What was even more remarkable about the aircraft, however, was the lettering on its vertical taiclass="underline" U.S. ARMY. This fact, which infuriated the Air Force, resulted from unusual prescience or obstinacy on the part of the Army, which even in the 1970s had never shut down its research into ballistic-missile defense, and whose "hobby shop" (as such places were known) had invented the infrared sensors on the AOA.

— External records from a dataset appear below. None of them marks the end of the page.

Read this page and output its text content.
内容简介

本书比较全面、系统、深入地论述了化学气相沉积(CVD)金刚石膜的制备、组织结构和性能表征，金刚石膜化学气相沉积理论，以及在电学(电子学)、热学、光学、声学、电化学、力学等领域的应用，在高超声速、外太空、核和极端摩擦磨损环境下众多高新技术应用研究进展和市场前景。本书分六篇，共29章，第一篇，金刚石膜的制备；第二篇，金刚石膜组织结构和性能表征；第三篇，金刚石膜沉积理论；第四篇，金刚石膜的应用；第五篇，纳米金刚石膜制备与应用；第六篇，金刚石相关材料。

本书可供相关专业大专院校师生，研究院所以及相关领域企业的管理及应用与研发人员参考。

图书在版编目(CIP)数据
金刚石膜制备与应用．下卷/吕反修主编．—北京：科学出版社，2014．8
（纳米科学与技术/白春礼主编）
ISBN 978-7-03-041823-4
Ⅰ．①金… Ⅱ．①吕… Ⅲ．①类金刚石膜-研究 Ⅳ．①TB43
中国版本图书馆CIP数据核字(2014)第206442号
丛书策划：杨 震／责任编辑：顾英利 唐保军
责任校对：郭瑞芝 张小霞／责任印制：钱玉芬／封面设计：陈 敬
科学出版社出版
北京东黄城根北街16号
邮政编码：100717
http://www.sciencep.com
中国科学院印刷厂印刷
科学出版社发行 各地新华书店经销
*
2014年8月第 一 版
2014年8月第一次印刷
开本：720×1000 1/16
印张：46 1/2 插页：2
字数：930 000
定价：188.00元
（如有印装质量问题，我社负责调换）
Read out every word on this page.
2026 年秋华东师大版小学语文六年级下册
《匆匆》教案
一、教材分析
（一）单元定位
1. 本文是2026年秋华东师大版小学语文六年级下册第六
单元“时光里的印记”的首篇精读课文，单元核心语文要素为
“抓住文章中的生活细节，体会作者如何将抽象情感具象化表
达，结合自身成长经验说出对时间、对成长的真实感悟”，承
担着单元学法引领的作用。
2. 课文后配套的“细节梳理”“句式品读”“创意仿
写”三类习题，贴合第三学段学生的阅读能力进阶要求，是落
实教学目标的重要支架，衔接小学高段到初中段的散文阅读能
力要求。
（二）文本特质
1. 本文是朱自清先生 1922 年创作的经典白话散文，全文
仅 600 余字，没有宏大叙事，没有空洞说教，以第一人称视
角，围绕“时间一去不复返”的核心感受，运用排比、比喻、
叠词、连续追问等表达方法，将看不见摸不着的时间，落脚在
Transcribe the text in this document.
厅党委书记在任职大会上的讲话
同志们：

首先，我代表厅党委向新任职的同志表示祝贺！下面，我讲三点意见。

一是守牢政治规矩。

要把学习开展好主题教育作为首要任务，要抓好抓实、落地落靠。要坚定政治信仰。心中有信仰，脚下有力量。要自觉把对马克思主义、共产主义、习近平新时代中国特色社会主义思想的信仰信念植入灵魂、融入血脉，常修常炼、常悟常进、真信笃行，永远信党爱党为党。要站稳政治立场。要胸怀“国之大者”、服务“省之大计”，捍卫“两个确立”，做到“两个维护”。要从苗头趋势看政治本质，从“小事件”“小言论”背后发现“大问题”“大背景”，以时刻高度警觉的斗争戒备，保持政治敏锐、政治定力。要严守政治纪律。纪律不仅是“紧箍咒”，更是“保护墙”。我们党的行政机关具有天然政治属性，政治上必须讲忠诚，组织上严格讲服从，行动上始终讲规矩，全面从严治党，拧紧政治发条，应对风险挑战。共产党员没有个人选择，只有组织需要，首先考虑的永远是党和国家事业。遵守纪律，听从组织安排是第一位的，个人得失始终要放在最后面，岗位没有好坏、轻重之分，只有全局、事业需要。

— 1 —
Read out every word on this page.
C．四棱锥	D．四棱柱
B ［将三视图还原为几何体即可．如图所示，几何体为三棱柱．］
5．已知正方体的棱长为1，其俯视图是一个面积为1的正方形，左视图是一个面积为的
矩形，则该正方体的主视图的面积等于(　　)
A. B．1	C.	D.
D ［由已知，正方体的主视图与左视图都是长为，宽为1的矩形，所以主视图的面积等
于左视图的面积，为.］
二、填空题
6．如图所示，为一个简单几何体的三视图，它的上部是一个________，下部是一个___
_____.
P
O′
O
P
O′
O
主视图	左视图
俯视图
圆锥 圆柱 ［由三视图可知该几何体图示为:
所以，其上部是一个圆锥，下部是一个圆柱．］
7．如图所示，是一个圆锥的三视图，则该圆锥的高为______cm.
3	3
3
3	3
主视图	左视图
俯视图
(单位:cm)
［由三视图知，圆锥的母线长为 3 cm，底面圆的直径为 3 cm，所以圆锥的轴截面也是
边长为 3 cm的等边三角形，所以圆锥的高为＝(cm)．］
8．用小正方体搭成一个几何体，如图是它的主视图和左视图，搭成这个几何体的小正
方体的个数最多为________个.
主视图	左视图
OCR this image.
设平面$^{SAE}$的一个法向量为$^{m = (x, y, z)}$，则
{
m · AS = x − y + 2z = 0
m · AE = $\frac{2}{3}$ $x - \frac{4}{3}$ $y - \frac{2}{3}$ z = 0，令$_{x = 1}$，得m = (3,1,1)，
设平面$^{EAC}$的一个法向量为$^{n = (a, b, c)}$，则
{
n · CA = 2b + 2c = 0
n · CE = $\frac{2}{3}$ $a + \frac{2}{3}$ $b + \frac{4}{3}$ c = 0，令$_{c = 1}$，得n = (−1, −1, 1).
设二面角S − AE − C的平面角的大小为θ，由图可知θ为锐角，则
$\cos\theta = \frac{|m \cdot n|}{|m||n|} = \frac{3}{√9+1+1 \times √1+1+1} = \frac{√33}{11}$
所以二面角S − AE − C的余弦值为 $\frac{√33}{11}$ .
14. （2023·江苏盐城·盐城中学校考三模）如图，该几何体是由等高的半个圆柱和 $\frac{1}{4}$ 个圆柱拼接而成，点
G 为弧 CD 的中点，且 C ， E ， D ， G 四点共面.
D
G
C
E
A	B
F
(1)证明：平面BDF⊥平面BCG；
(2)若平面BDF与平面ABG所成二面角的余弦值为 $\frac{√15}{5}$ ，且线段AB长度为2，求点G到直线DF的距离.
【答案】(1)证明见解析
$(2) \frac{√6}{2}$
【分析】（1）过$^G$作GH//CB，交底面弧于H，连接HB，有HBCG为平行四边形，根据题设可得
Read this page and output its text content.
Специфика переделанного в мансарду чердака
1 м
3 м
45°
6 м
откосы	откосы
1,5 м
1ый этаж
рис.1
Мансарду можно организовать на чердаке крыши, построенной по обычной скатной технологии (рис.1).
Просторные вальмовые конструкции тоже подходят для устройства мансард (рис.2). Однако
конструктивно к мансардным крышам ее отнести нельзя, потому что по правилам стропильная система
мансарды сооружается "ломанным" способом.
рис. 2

But it was now part of an Air Force program whose coverall name was Cobra. It worked in coordination with the Cobra Dane radar at Shemya, and often flew in conjunction with an aircraft called Cobra Ball-a converted 707-because Cobra was the code name for a family of systems aimed at tracking Soviet missiles. The Army was smugly satisfied that the Air Force needed its help, though wary of ongoing attempts to steal its program.
The flight crew went through its checklist casually, since they had plenty of time. They were from Boeing. So far the Army had successfully resisted attempts by the Air Force to get its own people on the flight deck. The copilot, who was ex-Air Force, ran his finger down the paper list of things to do, calling them off in a voice neither excited nor bored while the pilot and flight engineer/navigator pushed the buttons, checked the gauges, and otherwise made their aircraft ready for a safe flight.